We will check out the performance of the Kingston microDuo 3C using the latest version of CrystalDiskMark 5.0.2. In addition, it will be tested on the Gigabyte GA-Z170X-UD5 motherboard, which has on-board USB 3.1 and Type-C connectors.
CrystalDiskMark reported a Sequential read speed of 118.1MB/s and a write speed of 18.45MB/s when connecting the Kingston microDuo 3C directly to the USB 3.0 port on the motherboard.
While the microDuo 3C isn’t designed to take advantage of the increase in bandwidth that USB 3.1 provides, we checked out the speed anyways. We found that the microDuo is slightly faster than using the USB 3.0 connection, but not fast enough to really amaze us. With a Sequential read speed of 120.0MB/s and a write speed of 18.67MB/s, that puts the read speed just 2MB/s faster than the USB 3.0 connection.
Trying out the USB 3.1 Type-C connector, we experienced another small boost in read and write speed when compared to the standard USB 3.1 connection. Again, nothing that really amazed us, but an increase in 0.8MB/s is still an increase in the Sequential read speed, and 0.14MB/s increase in the Sequential write speed. Both of these are so minor, we could run this all day and get a slight variance in the speeds to account for this small difference.

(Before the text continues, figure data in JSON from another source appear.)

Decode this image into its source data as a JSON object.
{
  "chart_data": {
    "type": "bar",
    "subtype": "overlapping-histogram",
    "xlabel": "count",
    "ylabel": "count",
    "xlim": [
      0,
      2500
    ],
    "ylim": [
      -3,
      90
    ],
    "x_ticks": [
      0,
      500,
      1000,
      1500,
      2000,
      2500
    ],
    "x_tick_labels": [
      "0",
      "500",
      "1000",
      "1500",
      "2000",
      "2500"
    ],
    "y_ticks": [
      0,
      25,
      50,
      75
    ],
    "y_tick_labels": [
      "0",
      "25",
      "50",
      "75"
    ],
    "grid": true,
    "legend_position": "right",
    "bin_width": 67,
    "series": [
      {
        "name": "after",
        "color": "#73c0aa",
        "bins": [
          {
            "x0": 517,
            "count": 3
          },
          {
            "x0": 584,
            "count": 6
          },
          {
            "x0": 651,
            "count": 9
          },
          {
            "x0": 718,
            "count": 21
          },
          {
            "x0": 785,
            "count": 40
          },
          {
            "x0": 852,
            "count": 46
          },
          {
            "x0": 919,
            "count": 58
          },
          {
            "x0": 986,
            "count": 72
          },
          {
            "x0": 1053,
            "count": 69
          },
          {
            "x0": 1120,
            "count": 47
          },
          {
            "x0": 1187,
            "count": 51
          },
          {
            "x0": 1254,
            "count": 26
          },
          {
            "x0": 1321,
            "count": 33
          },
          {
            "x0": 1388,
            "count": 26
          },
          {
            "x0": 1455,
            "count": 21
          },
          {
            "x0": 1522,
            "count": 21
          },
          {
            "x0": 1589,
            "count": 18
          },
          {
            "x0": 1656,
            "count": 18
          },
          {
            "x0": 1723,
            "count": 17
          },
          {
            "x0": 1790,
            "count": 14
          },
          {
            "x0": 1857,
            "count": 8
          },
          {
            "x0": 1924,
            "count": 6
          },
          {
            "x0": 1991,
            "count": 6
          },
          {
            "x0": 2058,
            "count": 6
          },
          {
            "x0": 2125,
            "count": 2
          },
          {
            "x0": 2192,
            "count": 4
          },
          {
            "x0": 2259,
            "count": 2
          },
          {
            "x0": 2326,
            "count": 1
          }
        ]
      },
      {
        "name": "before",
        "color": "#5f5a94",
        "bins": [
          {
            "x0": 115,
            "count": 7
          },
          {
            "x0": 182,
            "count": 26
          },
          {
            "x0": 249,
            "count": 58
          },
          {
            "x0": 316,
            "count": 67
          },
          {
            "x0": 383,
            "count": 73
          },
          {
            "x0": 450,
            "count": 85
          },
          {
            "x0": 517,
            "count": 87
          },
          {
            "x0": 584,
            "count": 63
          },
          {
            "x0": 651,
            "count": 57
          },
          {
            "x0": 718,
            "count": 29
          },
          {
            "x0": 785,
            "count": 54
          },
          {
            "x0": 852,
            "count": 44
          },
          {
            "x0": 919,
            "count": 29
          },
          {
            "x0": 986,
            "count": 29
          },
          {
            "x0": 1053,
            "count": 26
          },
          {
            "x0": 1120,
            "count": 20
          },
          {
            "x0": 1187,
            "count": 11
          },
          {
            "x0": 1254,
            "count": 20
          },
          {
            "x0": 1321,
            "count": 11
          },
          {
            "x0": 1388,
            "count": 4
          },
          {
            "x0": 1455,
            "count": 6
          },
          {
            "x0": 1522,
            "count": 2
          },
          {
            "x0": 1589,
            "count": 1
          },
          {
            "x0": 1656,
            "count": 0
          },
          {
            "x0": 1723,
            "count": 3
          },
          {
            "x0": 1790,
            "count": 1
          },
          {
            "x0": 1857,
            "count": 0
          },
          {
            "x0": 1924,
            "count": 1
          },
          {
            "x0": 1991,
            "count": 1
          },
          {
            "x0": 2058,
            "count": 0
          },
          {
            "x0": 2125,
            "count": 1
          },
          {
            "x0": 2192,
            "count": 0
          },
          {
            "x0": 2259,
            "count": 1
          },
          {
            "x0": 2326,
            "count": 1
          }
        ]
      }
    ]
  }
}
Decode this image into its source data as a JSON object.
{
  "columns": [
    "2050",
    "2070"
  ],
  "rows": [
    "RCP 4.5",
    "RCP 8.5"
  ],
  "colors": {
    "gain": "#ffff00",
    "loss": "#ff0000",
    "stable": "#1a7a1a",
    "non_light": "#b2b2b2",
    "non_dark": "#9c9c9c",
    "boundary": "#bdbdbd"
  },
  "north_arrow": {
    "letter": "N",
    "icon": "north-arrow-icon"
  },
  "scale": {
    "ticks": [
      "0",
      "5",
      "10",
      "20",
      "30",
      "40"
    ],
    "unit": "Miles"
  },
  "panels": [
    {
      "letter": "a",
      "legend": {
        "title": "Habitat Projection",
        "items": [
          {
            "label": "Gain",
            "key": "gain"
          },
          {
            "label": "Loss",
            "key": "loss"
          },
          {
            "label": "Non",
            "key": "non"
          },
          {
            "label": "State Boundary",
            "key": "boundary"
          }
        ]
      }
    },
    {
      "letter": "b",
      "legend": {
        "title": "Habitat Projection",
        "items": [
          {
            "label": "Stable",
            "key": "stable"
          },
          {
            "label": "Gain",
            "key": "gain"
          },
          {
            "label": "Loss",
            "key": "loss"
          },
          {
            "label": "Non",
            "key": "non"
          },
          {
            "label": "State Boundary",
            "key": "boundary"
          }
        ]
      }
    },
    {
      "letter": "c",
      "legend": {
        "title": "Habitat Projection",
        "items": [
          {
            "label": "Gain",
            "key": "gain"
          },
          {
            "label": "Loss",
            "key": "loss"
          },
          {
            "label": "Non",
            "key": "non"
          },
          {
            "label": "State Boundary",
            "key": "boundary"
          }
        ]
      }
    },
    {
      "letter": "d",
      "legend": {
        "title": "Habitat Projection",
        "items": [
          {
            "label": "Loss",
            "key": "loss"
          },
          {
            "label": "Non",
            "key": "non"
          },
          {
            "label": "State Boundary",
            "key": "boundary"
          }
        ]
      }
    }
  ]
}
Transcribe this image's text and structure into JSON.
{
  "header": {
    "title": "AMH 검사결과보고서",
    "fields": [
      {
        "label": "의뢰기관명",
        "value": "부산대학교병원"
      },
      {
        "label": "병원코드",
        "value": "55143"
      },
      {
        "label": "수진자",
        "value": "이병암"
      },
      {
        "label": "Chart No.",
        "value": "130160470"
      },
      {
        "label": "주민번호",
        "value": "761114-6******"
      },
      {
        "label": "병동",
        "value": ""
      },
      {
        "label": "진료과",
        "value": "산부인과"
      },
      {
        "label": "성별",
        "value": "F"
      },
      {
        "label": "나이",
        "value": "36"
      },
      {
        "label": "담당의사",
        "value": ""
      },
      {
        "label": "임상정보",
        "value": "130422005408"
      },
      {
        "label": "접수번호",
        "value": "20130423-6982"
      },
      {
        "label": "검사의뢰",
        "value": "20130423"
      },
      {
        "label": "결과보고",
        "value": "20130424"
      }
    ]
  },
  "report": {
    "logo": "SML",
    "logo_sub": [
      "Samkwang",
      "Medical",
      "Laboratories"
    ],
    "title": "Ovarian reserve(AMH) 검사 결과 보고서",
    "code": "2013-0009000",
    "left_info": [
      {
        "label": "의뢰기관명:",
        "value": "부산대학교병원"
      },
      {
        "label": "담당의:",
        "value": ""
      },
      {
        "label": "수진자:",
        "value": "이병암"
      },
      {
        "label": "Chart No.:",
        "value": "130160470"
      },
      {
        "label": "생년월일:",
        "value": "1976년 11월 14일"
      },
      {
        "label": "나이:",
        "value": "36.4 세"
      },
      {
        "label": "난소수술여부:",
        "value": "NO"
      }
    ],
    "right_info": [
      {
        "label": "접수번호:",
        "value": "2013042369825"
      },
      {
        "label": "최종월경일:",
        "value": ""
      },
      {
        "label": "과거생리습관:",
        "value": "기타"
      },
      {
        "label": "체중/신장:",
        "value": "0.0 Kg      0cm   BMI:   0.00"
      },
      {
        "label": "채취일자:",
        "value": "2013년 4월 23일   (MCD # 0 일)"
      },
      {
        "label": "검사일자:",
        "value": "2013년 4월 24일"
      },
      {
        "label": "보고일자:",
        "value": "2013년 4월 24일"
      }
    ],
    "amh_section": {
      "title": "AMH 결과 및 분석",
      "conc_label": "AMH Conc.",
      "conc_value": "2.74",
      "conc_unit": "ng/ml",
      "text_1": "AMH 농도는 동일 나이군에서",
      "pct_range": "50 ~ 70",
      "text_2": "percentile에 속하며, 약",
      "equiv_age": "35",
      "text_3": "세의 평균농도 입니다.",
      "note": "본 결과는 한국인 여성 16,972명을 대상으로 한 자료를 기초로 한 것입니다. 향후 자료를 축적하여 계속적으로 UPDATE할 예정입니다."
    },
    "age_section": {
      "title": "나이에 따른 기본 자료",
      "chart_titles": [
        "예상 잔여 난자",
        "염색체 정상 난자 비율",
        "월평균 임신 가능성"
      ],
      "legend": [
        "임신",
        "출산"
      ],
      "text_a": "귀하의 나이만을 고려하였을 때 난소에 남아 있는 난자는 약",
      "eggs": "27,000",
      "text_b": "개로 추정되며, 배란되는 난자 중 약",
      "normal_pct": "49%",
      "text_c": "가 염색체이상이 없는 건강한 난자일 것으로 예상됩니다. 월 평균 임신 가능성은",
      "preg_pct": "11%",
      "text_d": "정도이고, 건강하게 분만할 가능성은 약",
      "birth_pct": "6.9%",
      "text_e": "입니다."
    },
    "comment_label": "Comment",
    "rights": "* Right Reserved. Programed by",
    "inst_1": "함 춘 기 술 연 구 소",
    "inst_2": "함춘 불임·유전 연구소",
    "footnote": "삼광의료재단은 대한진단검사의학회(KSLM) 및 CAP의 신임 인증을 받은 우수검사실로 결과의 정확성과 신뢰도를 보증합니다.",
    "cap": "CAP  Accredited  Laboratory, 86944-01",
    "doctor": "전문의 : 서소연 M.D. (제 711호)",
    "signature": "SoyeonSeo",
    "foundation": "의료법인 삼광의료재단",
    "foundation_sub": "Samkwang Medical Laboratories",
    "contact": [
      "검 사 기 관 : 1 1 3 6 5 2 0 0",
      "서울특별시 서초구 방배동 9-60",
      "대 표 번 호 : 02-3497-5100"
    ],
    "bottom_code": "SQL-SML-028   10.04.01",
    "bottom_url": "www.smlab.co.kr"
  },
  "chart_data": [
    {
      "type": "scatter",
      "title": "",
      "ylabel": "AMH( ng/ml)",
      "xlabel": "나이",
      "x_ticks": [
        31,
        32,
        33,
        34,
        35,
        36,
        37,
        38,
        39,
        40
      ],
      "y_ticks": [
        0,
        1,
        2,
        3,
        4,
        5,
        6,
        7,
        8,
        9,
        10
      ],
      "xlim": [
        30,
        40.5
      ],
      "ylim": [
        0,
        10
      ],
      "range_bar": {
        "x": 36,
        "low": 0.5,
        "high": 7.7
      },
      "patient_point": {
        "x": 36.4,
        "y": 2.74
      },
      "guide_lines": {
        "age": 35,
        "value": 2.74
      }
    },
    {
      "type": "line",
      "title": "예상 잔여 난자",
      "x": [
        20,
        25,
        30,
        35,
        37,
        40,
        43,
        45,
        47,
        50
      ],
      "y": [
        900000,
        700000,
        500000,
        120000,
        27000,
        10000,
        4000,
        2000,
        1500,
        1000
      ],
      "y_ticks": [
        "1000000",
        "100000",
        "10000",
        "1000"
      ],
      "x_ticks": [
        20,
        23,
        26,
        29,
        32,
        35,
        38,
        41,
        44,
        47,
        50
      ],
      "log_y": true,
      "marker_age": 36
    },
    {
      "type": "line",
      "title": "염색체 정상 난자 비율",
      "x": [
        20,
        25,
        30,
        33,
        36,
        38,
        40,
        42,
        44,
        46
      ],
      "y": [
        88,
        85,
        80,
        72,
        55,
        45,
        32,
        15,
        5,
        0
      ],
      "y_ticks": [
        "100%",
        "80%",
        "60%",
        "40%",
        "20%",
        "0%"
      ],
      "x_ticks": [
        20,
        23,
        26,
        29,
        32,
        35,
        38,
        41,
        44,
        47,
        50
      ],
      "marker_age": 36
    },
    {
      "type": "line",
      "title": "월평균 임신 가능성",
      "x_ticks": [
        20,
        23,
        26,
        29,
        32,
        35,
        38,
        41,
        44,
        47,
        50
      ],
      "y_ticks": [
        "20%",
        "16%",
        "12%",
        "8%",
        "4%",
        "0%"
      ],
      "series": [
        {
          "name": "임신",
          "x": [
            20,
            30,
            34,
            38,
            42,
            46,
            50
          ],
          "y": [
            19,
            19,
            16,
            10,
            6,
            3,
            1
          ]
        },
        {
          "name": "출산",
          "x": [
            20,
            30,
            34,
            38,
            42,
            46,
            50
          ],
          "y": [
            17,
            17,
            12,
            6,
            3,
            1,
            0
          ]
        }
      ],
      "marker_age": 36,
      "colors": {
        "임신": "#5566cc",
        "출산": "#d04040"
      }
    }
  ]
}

At the rated speeds of 100MB/s read and 15MB/s write, it’s performance is pretty average for USB 3.0 flash drives. I have tested this drive on several different systems, and each time it performed slightly above the rated speeds; not enough to get really excited for though. However, if you are purchasing the Kingston microDuo 3C for the USB 3.0 connector only, you might want to consider a faster drive that might provide a better cost/performance ratio.
With that said, if you are looking at the Kingston microDuo 3C you are most likely not looking to purchase just for the USB 3.0 connector. The Type-C connector is the main reason to purchase the microDuo 3C. The Type-C worked perfectly, and made it much easier to connect to the port not having to worry about plugging it in upside down. As more device start utilizing this port, we’ll start to see better speeds; which I don’t have a doubt that Kingston will be right there with faster Type-C flash drives.
The Kingston microDuo 3C main competitor is by Sandisk, I did not have one available to include in the performance testing, however just looking at it’s rated speeds and price the Kingston microDuo 3C is the better choice coming in cheaper; with a faster Read speed but slightly slower Write speed. For $28.82 Shipped, you get a small USB 3.1 flash drive, that includes the latest Type-C connector along with Kignstons 5 year warranty.
Legit Bottom Line: The Kingston DataTraveler microDuo 3C performs like most low cost USB 3.0 flash drives, however the capability of using both standard USB and the new Type-C connector will make this little drive very useful as tablets and smartphones begin to implement the new connector.